Current Sensing Module with Relay Not Reading Correct Current

Thread Starter

adamrobbins

Joined Apr 24, 2020
3
We are working with a board that I have seen mentioned on this forum before. It is a current sensing modeule (Model YYI-2) that allows you to set a threshold current value and if that current is exceeded it closes a relay contact on the board. We are trying to use it on a stepper motor driver that runs a motor that opens or closes a needle valve. We need to detect when the valve fully closes and stalls the stepper motor. We have an existing closure detector consisting of a micro switch that trips when the valve drive gear lowers to the closed position but that approach relies on mechanical adjustment and we can never adjust it to the fully closed position accurately. The current sensor module works great except for one problem. We connect one to a setup and when powered up the digital readout of load current says 0.15 (150 ma). When we exercise the stepper motor the readout goes to 250 ma. We set the trip point to 270 ma and we can exercise the drive motor without the relay tripping and when we drive the motor to the valve closed position and the motor stalls the relay trips telling our PLC to stop the motor. All well and good except we try board number two and now the static currenr reading is 300 ma. We try another and the static reading is 260 ma. Five boards and all with different current readings. We have an ammeter connected and the static current is always 140 ma. Evidently these boards need base calibration. Any one know which fixed resistor we may have to play with?
 

wayneh

Joined Sep 9, 2010
18,088
We are working with a board that I have seen mentioned on this forum before. It is a current sensing modeule (Model YYI-2) that allows you to set a threshold current value and if that current is exceeded it closes a relay contact on the board. We are trying to use it on a stepper motor driver that runs a motor that opens or closes a needle valve. We need to detect when the valve fully closes and stalls the stepper motor. We have an existing closure detector consisting of a micro switch that trips when the valve drive gear lowers to the closed position but that approach relies on mechanical adjustment and we can never adjust it to the fully closed position accurately. The current sensor module works great except for one problem. We connect one to a setup and when powered up the digital readout of load current says 0.15 (150 ma). When we exercise the stepper motor the readout goes to 250 ma. We set the trip point to 270 ma and we can exercise the drive motor without the relay tripping and when we drive the motor to the valve closed position and the motor stalls the relay trips telling our PLC to stop the motor. All well and good except we try board number two and now the static currenr reading is 300 ma. We try another and the static reading is 260 ma. Five boards and all with different current readings. We have an ammeter connected and the static current is always 140 ma. Evidently these boards need base calibration. Any one know which fixed resistor we may have to play with?
I doubt anyone can help without a schematic, or at least a good photo of the PCB.
 

Thread Starter

adamrobbins

Joined Apr 24, 2020
3
Thanks for providing the MAX472 spec sheet. It looked like the best way to calibrate would be to use a 5K trimmer for Rout off pin 8. We did this and were able to make a small adjustment off the 2K fixed resistor vaue to make our static current on the YYI-2 board agree with the digital ammeter. But now the motor running current is off (130 ma versus 280 ma actual). So now we have a linearity problem. We adjusteed the pot to make the running current agree but now the static current is off (170 ma versus 130 ma actual. We probably should be using a different set of resistors for the current range we are operating in but to do that would be too much chopping on the board.
 
You know that how current is measured is one problem.

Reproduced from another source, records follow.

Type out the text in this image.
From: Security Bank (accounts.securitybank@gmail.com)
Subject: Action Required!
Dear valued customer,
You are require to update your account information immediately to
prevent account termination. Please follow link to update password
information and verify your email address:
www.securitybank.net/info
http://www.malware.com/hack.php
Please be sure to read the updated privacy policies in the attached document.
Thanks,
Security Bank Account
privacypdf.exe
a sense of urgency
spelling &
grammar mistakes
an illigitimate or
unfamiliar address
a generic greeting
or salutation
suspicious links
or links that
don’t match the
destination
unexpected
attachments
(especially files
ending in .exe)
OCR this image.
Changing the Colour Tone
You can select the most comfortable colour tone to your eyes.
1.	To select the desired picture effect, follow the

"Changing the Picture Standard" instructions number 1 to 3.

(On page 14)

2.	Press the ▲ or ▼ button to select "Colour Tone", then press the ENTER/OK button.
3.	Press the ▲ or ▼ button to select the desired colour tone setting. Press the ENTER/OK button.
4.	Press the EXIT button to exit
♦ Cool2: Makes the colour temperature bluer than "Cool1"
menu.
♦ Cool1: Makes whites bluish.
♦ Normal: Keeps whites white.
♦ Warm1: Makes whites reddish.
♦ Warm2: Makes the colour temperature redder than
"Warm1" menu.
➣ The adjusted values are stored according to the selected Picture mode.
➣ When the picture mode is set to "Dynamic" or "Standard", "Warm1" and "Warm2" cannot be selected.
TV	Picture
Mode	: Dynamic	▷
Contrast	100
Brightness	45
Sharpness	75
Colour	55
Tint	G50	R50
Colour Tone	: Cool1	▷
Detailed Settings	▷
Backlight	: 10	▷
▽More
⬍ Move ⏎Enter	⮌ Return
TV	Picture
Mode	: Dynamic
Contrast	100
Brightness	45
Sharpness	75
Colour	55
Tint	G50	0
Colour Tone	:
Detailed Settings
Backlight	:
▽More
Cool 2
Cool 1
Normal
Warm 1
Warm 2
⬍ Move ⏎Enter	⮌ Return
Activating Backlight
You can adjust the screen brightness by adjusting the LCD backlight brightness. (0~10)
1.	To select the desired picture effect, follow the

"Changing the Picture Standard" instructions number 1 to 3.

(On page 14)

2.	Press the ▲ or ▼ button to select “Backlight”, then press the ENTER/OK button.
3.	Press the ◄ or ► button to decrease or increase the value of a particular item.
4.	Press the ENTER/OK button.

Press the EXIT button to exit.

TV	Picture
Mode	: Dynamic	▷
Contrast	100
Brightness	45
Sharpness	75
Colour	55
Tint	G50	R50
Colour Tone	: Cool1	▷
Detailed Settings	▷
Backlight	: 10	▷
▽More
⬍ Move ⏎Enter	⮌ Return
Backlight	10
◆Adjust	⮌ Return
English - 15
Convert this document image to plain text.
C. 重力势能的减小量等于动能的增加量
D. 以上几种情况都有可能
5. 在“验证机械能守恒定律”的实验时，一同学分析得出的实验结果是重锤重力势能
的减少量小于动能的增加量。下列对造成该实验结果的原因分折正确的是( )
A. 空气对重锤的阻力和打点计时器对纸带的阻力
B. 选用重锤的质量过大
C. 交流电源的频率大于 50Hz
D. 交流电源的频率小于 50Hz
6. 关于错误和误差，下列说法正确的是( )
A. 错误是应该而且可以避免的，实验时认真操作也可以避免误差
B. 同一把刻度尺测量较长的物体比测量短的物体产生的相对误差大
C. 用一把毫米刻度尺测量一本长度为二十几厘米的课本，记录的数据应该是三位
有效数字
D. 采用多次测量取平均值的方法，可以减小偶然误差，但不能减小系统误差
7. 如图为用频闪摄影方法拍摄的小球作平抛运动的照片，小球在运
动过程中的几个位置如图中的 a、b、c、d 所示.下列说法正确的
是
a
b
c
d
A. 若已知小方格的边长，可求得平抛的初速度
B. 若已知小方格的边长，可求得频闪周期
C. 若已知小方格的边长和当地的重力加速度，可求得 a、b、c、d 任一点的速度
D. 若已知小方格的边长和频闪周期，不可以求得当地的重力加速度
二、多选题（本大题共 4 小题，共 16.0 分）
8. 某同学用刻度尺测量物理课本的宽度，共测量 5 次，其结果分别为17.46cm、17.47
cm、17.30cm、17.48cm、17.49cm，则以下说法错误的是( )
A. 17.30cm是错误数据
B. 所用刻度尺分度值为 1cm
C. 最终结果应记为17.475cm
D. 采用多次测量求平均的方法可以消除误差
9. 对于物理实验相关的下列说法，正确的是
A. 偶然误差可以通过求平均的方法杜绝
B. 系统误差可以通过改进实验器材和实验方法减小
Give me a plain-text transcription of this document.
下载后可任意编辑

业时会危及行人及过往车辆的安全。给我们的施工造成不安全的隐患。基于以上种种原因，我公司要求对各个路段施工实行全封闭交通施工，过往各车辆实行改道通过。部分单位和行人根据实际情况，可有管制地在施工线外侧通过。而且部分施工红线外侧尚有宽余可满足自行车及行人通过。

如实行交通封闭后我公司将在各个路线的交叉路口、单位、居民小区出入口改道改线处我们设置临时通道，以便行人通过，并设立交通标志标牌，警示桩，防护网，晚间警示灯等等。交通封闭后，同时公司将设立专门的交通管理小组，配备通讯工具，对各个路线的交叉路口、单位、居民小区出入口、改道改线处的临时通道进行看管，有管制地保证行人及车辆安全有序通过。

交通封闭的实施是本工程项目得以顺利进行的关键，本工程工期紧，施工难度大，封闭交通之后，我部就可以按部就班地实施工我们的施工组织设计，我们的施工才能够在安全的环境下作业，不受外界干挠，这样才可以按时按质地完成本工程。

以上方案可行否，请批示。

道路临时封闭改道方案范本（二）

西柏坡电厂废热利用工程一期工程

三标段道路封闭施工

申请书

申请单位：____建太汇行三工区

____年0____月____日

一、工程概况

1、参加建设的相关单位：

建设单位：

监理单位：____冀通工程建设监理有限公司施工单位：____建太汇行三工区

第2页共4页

Your DVM could be TRMS and therfore doing a good job. MOST DVM's basically average: Precision rectifier and a capacitor multipled by a fudge factor so that a sine wave input reads RMS. You feed it PWM and you get a repeatable, but random number. Frequency matters too. Your DVM will also insert a shunt.

The MAX472 is also an obsolete part.

it great you knew what to do with the pieces. You knew more than you let on. Next time. https://lmgtfy.com/?q=max472+datasheet

Hint: you can also search http://images.google.com I didn't.
 

Janis59

Joined Aug 21, 2017
1,894
Many circuits under current monitoring may happen be rather high freq - 20 kHz, 200 kHz or even 6 MHz. Whilst the most of current monitoring sensors with a hard goes over 50 Hz. Just study Your sensor datasheet about speed and make an averageing until it works correct. Look on signals by good fast oscillo, probably the spikes are factor making the trouble. Then apply the block capacitors.